Menjadi Seorang Umat Buddha


 Buddhism And Duties Of A Lay Buddhist
oleh: Ven. K. Sri Dhammananda

AJARAN BUDDHA DAN KEWAJIBAN SEORANG UMAT BUDDHA

Pendahuluan
            Agama Buddha bukanlah agama yang berdasarkan kepercayaan. Agama Buddha adalah agama yang berdasarkan atas moral, konsentrasi, dan kebijaksanaan. Agama Buddha dihormati oleh dunia karena agama Buddha tidak hanya memberikan pengetahuan yang lebih luas bagi dunia, tapi juga menolak kepercayaan yang membuta.
            Banyak diantara umat Buddha yang berpikir bahwa dengan pergi ke vihara dan mempersembahkan bunga di kaki patung Buddha, menyalakan lilin, serta memasang hio atau membakar dupa berarti selesailah kewajibannya sebagai umat Buddha. Mereka merasa puas karena tugas keagamaannya telah terpenuhi. Tetapi menurut ajaran Buddha, seseorang tidak seharusnya merasa puas dengan hanya berbuat demikian atau mengira dengan melakukan hal-hal seperti itu mereka sudah dapat dikatakan sebagai seorang umat Buddha
            Dengan ajaran sucinya, Buddha tidak menginginkan banyak pengikut yang hanya memuliakan bayangan dirinya saja. Apa yang diinginkannya hanyalah melihat sekelompok masyarakat yang beradab, berbudaya, dan penuh kedamaian serta penuh usaha untuk mencapai Nibbana —Berhentinya roda penderitaan.
            Sayangnya, kita sering melupakan ajaran Sang Buddha yang sangat fundamental ini.

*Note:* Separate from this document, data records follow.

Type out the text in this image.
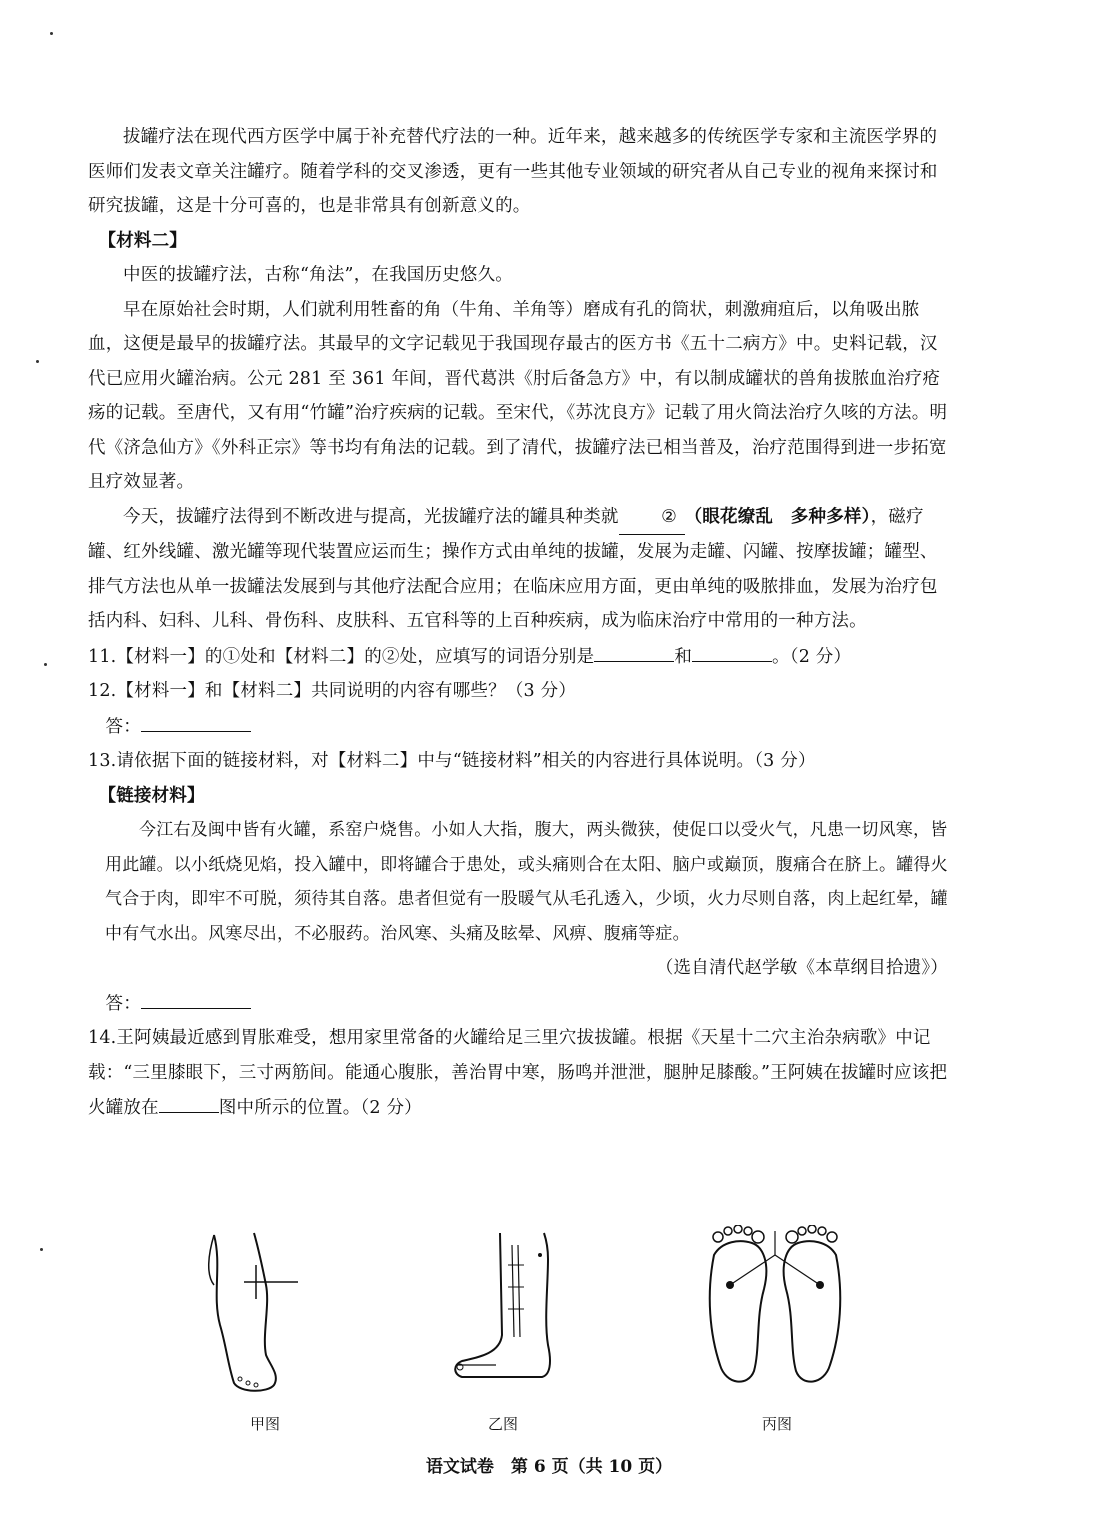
拔罐疗法在现代西方医学中属于补充替代疗法的一种。近年来，越来越多的传统医学专家和主流医学界的医师们发表文章关注罐疗。随着学科的交叉渗透，更有一些其他专业领域的研究者从自己专业的视角来探讨和研究拔罐，这是十分可喜的，也是非常具有创新意义的。

【材料二】

中医的拔罐疗法，古称“角法”，在我国历史悠久。

早在原始社会时期，人们就利用牲畜的角（牛角、羊角等）磨成有孔的筒状，刺激痈疽后，以角吸出脓血，这便是最早的拔罐疗法。其最早的文字记载见于我国现存最古的医方书《五十二病方》中。史料记载，汉代已应用火罐治病。公元 281 至 361 年间，晋代葛洪《肘后备急方》中，有以制成罐状的兽角拔脓血治疗疮疡的记载。至唐代，又有用“竹罐”治疗疾病的记载。至宋代，《苏沈良方》记载了用火筒法治疗久咳的方法。明代《济急仙方》《外科正宗》等书均有角法的记载。到了清代，拔罐疗法已相当普及，治疗范围得到进一步拓宽且疗效显著。

今天，拔罐疗法得到不断改进与提高，光拔罐疗法的罐具种类就 ② （眼花缭乱　多种多样），磁疗罐、红外线罐、激光罐等现代装置应运而生；操作方式由单纯的拔罐，发展为走罐、闪罐、按摩拔罐；罐型、排气方法也从单一拔罐法发展到与其他疗法配合应用；在临床应用方面，更由单纯的吸脓排血，发展为治疗包括内科、妇科、儿科、骨伤科、皮肤科、五官科等的上百种疾病，成为临床治疗中常用的一种方法。

11.【材料一】的①处和【材料二】的②处，应填写的词语分别是	和	。（2 分）

12.【材料一】和【材料二】共同说明的内容有哪些？（3 分）

答：

13.请依据下面的链接材料，对【材料二】中与“链接材料”相关的内容进行具体说明。（3 分）

【链接材料】

今江右及闽中皆有火罐，系窑户烧售。小如人大指，腹大，两头微狭，使促口以受火气，凡患一切风寒，皆用此罐。以小纸烧见焰，投入罐中，即将罐合于患处，或头痛则合在太阳、脑户或巅顶，腹痛合在脐上。罐得火气合于肉，即牢不可脱，须待其自落。患者但觉有一股暖气从毛孔透入，少顷，火力尽则自落，肉上起红晕，罐中有气水出。风寒尽出，不必服药。治风寒、头痛及眩晕、风痹、腹痛等症。

（选自清代赵学敏《本草纲目拾遗》）

答：

14.王阿姨最近感到胃胀难受，想用家里常备的火罐给足三里穴拔拔罐。根据《天星十二穴主治杂病歌》中记载：“三里膝眼下，三寸两筋间。能通心腹胀，善治胃中寒，肠鸣并泄泄，腿肿足膝酸。”王阿姨在拔罐时应该把火罐放在	图中所示的位置。（2 分）

甲图	乙图	丙图
语文试卷　第 6 页（共 10 页）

Sangat menyedihkan bila kita masuk dalam kelompok orang yang hanya mengikuti upacara-upacara keagamaan saja. Hendaklah kita mengerti dengan jelas bahwa kita menyembah Buddha hanya sebagai tanda penghormatan dan rasa terima kasih, karena Beliaulah yang menemukan Jalan pembebasan tersebut dan sekaligus merupakan Guru kita, yang kita anggap sebagai "Contoh Kesempurnaan". Beliau mengajarkan kepada kita cara menempuh hidup suci dan bahagia pada kehidupan kita yang sekarang maupun yang akan datang. Beliau pulalah yang menemukan jalan suci menuju Nibbana, yang merupakan akhir dari segala penderitaan, dan merupakan satu-satunya jalan abadi menuju pembebasan.
            Berapa kalipun kita menyembah di kaki Buddha, itu bukan satu-satunya cara bagi kita untuk mengikuti jalan hidup seorang Buddha. Tidaklah semudah itu. Untuk menjadi seorang pengikut Buddha yang sejati, orang harus mengikuti ajaran-ajaran dasar Buddha dengan sungguh-sungguh. Mereka yang telah mempelajari dan melaksanakan ajaran Buddha dengan sungguh, akan menyadari bahwa Buddha memiliki banyak sekali ajaran yang agung. Karena itulah, banyak orang yang bukan umat Buddha menganggap bahwa agama Buddha merupakan jalan hidup yang benar.
            Agama Buddha memimpin manusia ke arah perdamaian, pengembangan moral, cara berpikir yang beralasan dan logis. Lebih dari itu doktrin Buddha merupakan satu-satunya sumber yang paling berwenang yang dapat memberikan jawaban yang tepat bagi setiap pertanyaan yang ada di benak manusia. Dan merupakan satu-satunya doktrin yang menjelaskan kenyataan hidup ini dengan gamblang, tanpa terselubung, dan tanpa dilebih-lebihkan, sehingga tidak dapat dibantah kebenarannya.
            Buddha mengajarkan bagaimana manusia menempuh hidup suci, yang dapat kita lihat dalam sutra-sutra seperti Sigalovada, Mangala, Parabhava, Vasala, Vyagghapajja dan lain-lain.
Buku ini merupakan suatu usaha bagi para umat Buddha agar mereka lebih mengerti akan sikap-sikap hidup mereka sebagai umat Buddha.
Semoga saja dengan buku ini kita lebih dapat menghayati dan mengamalkan ajaran-ajaran dari Guru Agung kita.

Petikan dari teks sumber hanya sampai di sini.